Iranian officials warn nuclear talks in peril without uranium compromise
Washington Post-May21st2025
Pezeshkian’s remarks were echoed by a parade of Iranian officials in briefings and interviews along the sidelines of the gathering, hosted by the Institute for Political and International Studies, an Iranian think tank associated with the country’s Foreign Ministry. Iran granted rare access to a handful of foreign journalists, including from The Washington Post.
While Iranian officials have signaled that their country would be willing to significantly scale back uranium enrichment to levels below those required for producing nuclear weapons, Tehran has demanded that it be allowed to continue enrichment for peaceful ends. Under the 2015 nuclear agreement between Iran and foreign powers — which President Donald Trump withdrew from in 2018 — Iran was permitted to enrich low-level uranium for energy and medical purposes.
Iran bases its right to enrich uranium on the 1968 nuclear Non-Proliferation Treaty, to which it is a signatory. The NPT does not prohibit low-level enrichment for medical, energy and other non-weapons purposes.
A senior Iranian official who briefed journalists said Iranian negotiators are reconsidering whether to participate in a session set for this weekend in Rome after Trump’s special envoy Steve Witkoff said in an interview Sunday with ABC’s “This Week” that zero enrichment would be a “red line” in the talks.
“We don’t want to have a new round of negotiations and they fail,” said the senior Iranian official, who, like some others at the event, spoke on the condition of anonymity to discuss sensitive negotiations. “We certainly want to continue diplomacy,” he said, but added that Witkoff’s comments “made the negotiations even more difficult.”
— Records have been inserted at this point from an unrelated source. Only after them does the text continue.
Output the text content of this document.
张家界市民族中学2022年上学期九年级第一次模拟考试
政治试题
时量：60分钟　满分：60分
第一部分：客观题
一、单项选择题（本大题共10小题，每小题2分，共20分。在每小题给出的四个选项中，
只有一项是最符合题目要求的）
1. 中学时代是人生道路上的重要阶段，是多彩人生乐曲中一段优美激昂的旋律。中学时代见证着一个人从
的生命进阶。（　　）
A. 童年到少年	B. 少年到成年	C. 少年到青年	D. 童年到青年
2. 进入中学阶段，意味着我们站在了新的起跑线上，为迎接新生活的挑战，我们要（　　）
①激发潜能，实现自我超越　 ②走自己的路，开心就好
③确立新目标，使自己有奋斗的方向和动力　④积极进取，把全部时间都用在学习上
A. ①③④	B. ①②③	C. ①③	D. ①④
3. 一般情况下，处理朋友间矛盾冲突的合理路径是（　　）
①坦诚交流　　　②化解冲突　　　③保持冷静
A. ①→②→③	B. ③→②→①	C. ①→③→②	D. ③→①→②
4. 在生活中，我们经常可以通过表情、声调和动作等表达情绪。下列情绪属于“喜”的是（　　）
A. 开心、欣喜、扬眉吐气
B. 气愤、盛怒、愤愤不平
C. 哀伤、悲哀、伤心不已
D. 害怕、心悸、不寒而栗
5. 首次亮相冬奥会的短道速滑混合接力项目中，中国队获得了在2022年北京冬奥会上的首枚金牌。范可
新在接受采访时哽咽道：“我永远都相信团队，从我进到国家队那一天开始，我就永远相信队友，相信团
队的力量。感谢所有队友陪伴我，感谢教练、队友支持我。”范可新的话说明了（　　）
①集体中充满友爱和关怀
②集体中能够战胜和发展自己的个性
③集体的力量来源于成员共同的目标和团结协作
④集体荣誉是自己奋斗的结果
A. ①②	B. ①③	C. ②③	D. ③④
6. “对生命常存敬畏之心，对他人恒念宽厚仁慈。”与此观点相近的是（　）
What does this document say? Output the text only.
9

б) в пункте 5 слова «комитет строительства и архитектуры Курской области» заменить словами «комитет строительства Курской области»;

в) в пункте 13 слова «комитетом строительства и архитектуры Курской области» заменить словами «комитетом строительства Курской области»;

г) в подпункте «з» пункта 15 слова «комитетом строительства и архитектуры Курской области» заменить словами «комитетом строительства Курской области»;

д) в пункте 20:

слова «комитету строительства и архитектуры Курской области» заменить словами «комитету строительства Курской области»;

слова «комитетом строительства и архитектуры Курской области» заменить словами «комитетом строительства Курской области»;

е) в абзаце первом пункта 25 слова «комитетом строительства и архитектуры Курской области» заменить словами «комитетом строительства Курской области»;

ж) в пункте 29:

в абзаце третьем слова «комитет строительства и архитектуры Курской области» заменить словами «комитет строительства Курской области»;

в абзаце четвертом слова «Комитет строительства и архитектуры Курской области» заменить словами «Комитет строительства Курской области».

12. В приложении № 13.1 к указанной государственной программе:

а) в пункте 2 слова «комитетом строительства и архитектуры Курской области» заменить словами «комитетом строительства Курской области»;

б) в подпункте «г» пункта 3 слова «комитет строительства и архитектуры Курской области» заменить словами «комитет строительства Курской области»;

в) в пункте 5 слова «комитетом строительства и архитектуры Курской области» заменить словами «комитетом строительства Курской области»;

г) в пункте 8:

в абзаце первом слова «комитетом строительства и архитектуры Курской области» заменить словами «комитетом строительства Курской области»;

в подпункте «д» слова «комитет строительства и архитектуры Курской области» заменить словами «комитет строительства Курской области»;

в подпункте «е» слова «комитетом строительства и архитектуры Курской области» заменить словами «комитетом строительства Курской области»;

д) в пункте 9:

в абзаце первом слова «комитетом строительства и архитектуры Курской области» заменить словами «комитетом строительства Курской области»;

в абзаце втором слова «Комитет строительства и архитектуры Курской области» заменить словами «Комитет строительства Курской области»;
The senior Iranian official suggested that Witkoff may be facing pressure from those opposed to any kind of deal with Iran. “I know that there are tremendous pressures on him, from inside the U.S. and from other parties, from inside the region, from everywhere, but that is not my problem,” he said. “He cannot just face pressures at our expense.”
The senior official said, “If the goal is to ensure that Iran will not have nuclear weapons, that is achievable and if you ask me, that is easily achievable.” But he said if the U.S. seeks to “deprive us of our rights” or “asks for unrealistic, undoable things, we have a problem.”
For many in Iran, Trump’s election victory in November offered hope. Trump is a leader who has long promoted big, flashy deals, Iranian officials said, and who could have a political mandate to push a new Iran nuclear deal through Congress, where many — especially Republicans — have been skeptical of diplomacy with Tehran.